Perhaps surprisingly, skipping only every second leaf page can be
5x-7x faster, even though the number of "buffers hit" could easily be
~3x higher due to all of the extra internal page reads. But it's
really hard to predict exactly how much we'll benefit from skipping
during planning, within btcostestimate. The costing is of course
driven by statistics, and estimating the cardinality of multiple
columns together with those statistics is bound to be quite inaccurate
much of the time. We should err in the direction of assuming a
relatively expensive full index scan (we always did, but now we do so
even more).

As a result of these improvements to the costing, v22 is the first
version without any changes to EXPLAIN output/query plans in expected
regression test output. That wasn't what I set out to do (I actually
set out to fix clearly nonsensical costing in certain edge cases), but
not having any plan changes in the regression tests does seem like a
good thing to me.

v22 also simplifies a number of things on the nbtree side:

* We no longer keep around a possibly-cross-type ORDER proc in skip
arrays (just the original scan key). We give up on a marginal
optimization that was used only during skip scans involving a skipped
column with a range containing either >= or <= inequalities for a
type/opclass that lacks skip support.

In v22, nbtree scans can no longer determine that a tuple "(a, b) =
('foo', 342)" with a qual "WHERE a <= 'foo' AND b = 342" doesn't have
to continue once it reaches the first tuple > '(foo, 342)' when "a" is
of a type that doesn't offer skip support, such as text (if "a" is of
a type like integer then we still get this behavior, without any of
the complexity). The downside of ripping this optimization out is that
there might now be an extra primitive index scan that finds the next
"a" value is > 'foo' before we can actually terminate the scan --
we'll now fail to notice that the existing skip array element is
'foo', so the next one in the index cannot possibly be greater than
'foo'. The upside is that it makes things simpler, and avoids extra
comparisons during scans that might not pay for themselves.
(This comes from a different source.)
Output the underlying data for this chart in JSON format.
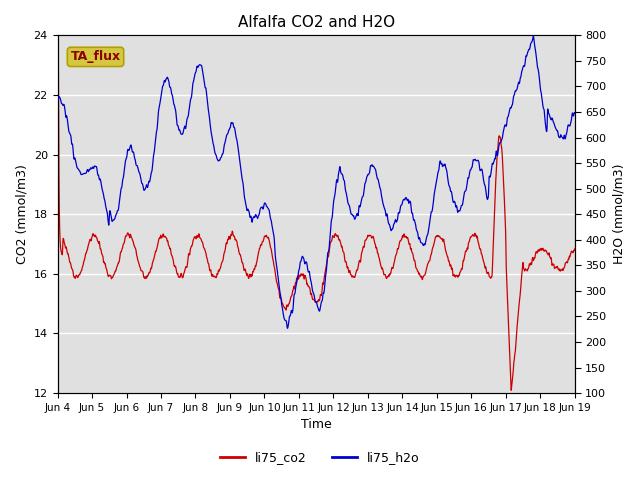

This optimization wasn't adding very much, and didn't seem to justify
the complexity that it imposed during preprocessing. Keeping around
extra ORDER procs had problems in cases that happened to involve
cross-type operators. I'm pretty sure that they were broken in the
presence of a redundant/duplicative inequality that couldn't be proven
to be safe to eliminate by preprocessing. I probably could have fixed
the problem instead, but it seemed better to just cut scope.
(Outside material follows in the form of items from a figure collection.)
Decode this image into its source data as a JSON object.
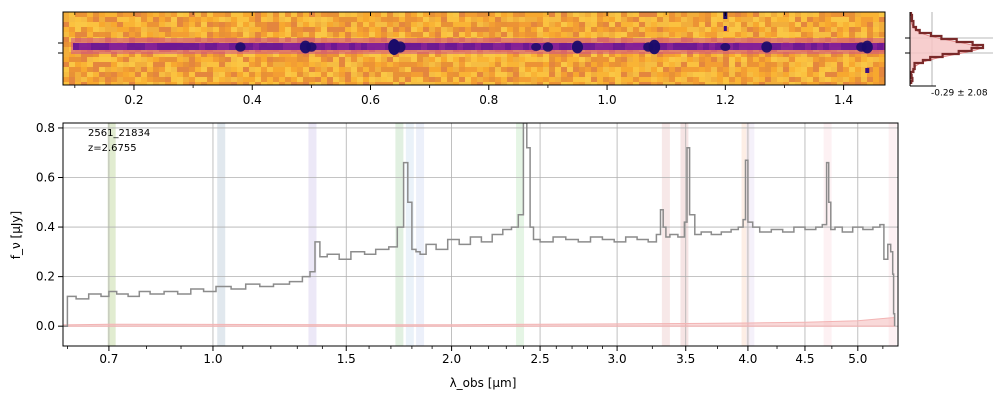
{
  "chart_data": [
    {
      "type": "heatmap",
      "panel": "2d-spectrum",
      "xlim": [
        0.08,
        1.47
      ],
      "xticks": [
        0.2,
        0.4,
        0.6,
        0.8,
        1.0,
        1.2,
        1.4
      ],
      "xtick_labels": [
        "0.2",
        "0.4",
        "0.6",
        "0.8",
        "1.0",
        "1.2",
        "1.4"
      ],
      "colormap": "plasma",
      "trace_color": "#6a0da0",
      "background_color": "#f8a62c",
      "emission_knots_x": [
        0.38,
        0.49,
        0.5,
        0.64,
        0.65,
        0.88,
        0.9,
        0.95,
        1.07,
        1.08,
        1.2,
        1.27,
        1.43,
        1.44
      ],
      "emission_knots_strength": [
        0.6,
        0.8,
        0.6,
        1.0,
        0.7,
        0.5,
        0.6,
        0.8,
        0.6,
        0.9,
        0.5,
        0.7,
        0.6,
        0.8
      ]
    },
    {
      "type": "area",
      "panel": "noise-histogram",
      "annotation": "-0.29 ± 2.08",
      "fill_color": "#f6c6c6",
      "line_color": "#7a2a2a"
    },
    {
      "type": "line",
      "panel": "1d-spectrum",
      "label_id": "2561_21834",
      "label_z": "z=2.6755",
      "ylabel": "f_ν [μJy]",
      "xlabel": "λ_obs [μm]",
      "ylim": [
        -0.08,
        0.82
      ],
      "yticks": [
        0.0,
        0.2,
        0.4,
        0.6,
        0.8
      ],
      "ytick_labels": [
        "0.0",
        "0.2",
        "0.4",
        "0.6",
        "0.8"
      ],
      "xticks": [
        0.7,
        1.0,
        1.5,
        2.0,
        2.5,
        3.0,
        3.5,
        4.0,
        4.5,
        5.0
      ],
      "xtick_labels": [
        "0.7",
        "1.0",
        "1.5",
        "2.0",
        "2.5",
        "3.0",
        "3.5",
        "4.0",
        "4.5",
        "5.0"
      ],
      "grid": true,
      "flux_color": "#8c8c8c",
      "error_color": "#f3b4b4",
      "series": [
        {
          "role": "flux",
          "x": [
            0.59,
            0.6,
            0.62,
            0.65,
            0.68,
            0.7,
            0.72,
            0.75,
            0.78,
            0.81,
            0.85,
            0.89,
            0.93,
            0.97,
            1.01,
            1.06,
            1.11,
            1.16,
            1.21,
            1.27,
            1.32,
            1.35,
            1.37,
            1.39,
            1.42,
            1.47,
            1.52,
            1.58,
            1.63,
            1.69,
            1.73,
            1.76,
            1.78,
            1.8,
            1.82,
            1.84,
            1.87,
            1.92,
            1.98,
            2.04,
            2.1,
            2.16,
            2.22,
            2.28,
            2.33,
            2.37,
            2.4,
            2.42,
            2.44,
            2.46,
            2.5,
            2.58,
            2.66,
            2.74,
            2.82,
            2.9,
            2.98,
            3.06,
            3.14,
            3.22,
            3.28,
            3.31,
            3.33,
            3.35,
            3.38,
            3.44,
            3.49,
            3.51,
            3.53,
            3.57,
            3.62,
            3.7,
            3.78,
            3.86,
            3.92,
            3.96,
            3.98,
            4.0,
            4.04,
            4.1,
            4.2,
            4.3,
            4.4,
            4.5,
            4.6,
            4.66,
            4.7,
            4.72,
            4.74,
            4.78,
            4.85,
            4.95,
            5.05,
            5.15,
            5.22,
            5.26,
            5.3,
            5.33,
            5.35,
            5.36,
            5.37
          ],
          "y": [
            0.0,
            0.12,
            0.11,
            0.13,
            0.12,
            0.14,
            0.13,
            0.12,
            0.14,
            0.13,
            0.14,
            0.13,
            0.15,
            0.14,
            0.16,
            0.15,
            0.17,
            0.16,
            0.17,
            0.18,
            0.2,
            0.22,
            0.34,
            0.28,
            0.29,
            0.27,
            0.3,
            0.29,
            0.31,
            0.32,
            0.4,
            0.66,
            0.5,
            0.31,
            0.3,
            0.29,
            0.33,
            0.31,
            0.35,
            0.33,
            0.36,
            0.34,
            0.37,
            0.39,
            0.4,
            0.45,
            0.82,
            0.72,
            0.4,
            0.35,
            0.34,
            0.36,
            0.35,
            0.34,
            0.36,
            0.35,
            0.34,
            0.36,
            0.35,
            0.34,
            0.37,
            0.47,
            0.4,
            0.36,
            0.37,
            0.36,
            0.42,
            0.72,
            0.45,
            0.37,
            0.38,
            0.37,
            0.38,
            0.39,
            0.4,
            0.43,
            0.67,
            0.42,
            0.4,
            0.38,
            0.39,
            0.38,
            0.4,
            0.39,
            0.4,
            0.41,
            0.66,
            0.5,
            0.39,
            0.4,
            0.38,
            0.4,
            0.39,
            0.4,
            0.41,
            0.27,
            0.33,
            0.3,
            0.21,
            0.05,
            0.0
          ]
        },
        {
          "role": "error",
          "x": [
            0.59,
            0.7,
            1.0,
            1.5,
            2.0,
            2.5,
            3.0,
            3.5,
            4.0,
            4.5,
            5.0,
            5.37
          ],
          "y": [
            0.005,
            0.008,
            0.007,
            0.006,
            0.006,
            0.008,
            0.009,
            0.011,
            0.013,
            0.016,
            0.022,
            0.035
          ]
        }
      ],
      "line_markers": [
        {
          "x": 0.707,
          "color": "#c8dcaa"
        },
        {
          "x": 1.027,
          "color": "#c8d6e0"
        },
        {
          "x": 1.36,
          "color": "#dcd6f0"
        },
        {
          "x": 1.74,
          "color": "#c8e4c8"
        },
        {
          "x": 1.79,
          "color": "#d8e8f4"
        },
        {
          "x": 1.84,
          "color": "#dce4f6"
        },
        {
          "x": 2.38,
          "color": "#cfeccf"
        },
        {
          "x": 3.35,
          "color": "#f0d6d6"
        },
        {
          "x": 3.49,
          "color": "#eecece"
        },
        {
          "x": 3.98,
          "color": "#fbe0d0"
        },
        {
          "x": 4.02,
          "color": "#ece6f6"
        },
        {
          "x": 4.71,
          "color": "#fbe6ea"
        },
        {
          "x": 5.35,
          "color": "#fbe6ea"
        }
      ]
    }
  ]
}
* The optimization that has nbtree preprocessing convert "WHERE a > 5
AND b = 9000" into "WHERE b >= 6 and b = 9000" where possible (i.e. in
cases involving a skip array that offers skip support) has been broken
out into its own commit/patch -- that's now in 0004-*.
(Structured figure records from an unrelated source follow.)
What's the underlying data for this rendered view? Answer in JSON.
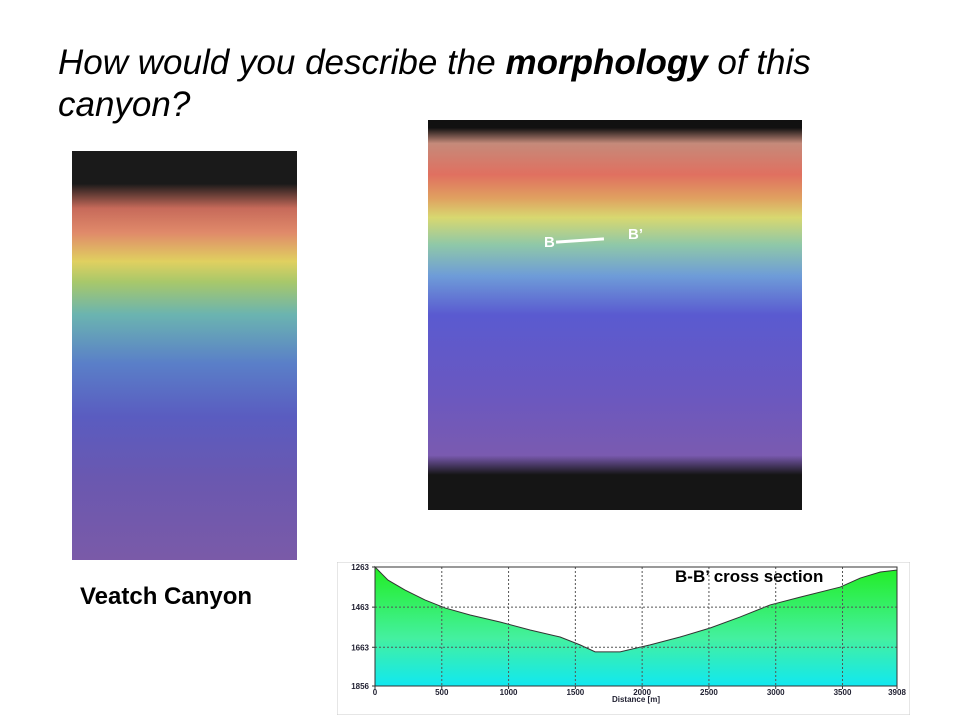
{
  "title": {
    "parts": [
      "How would you describe the ",
      "morphology",
      " of this canyon?"
    ]
  },
  "left_image": {
    "caption": "Veatch Canyon"
  },
  "right_image": {
    "label_start": "B",
    "label_end": "B’"
  },
  "cross_section": {
    "type": "area",
    "title": "B-B’ cross section",
    "x_label": "Distance [m]",
    "x": [
      0,
      97,
      225,
      374,
      524,
      712,
      936,
      1161,
      1386,
      1535,
      1648,
      1835,
      2060,
      2284,
      2509,
      2734,
      2958,
      3183,
      3483,
      3633,
      3783,
      3908
    ],
    "y": [
      1263,
      1328,
      1378,
      1427,
      1467,
      1502,
      1537,
      1577,
      1612,
      1651,
      1686,
      1686,
      1651,
      1612,
      1567,
      1512,
      1452,
      1413,
      1363,
      1318,
      1288,
      1278
    ],
    "xlim": [
      0,
      3908
    ],
    "ylim": [
      1856,
      1263
    ],
    "xticks": [
      0,
      500,
      1000,
      1500,
      2000,
      2500,
      3000,
      3500,
      3908
    ],
    "yticks": [
      1263,
      1463,
      1663,
      1856
    ],
    "inverted_y": true,
    "grid": true
  }
}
It's possible that I'll ultimately conclude that this optimization
isn't worth the complexity, either -- and then rip it out as well. But
it isn't all that complicated, and only imposes overhead during
preprocessing (never during the scan proper), so I still lean towards
committing it. But it's certainly not essential.

* Reorders and renames the new functions in nbtutils.c and in
nbtpreprocesskeys.c for clarity.

* Polishes and slightly refactors array preprocessing, to make it
easier to understand the rules that determine when and how
preprocessing generates skip arrays.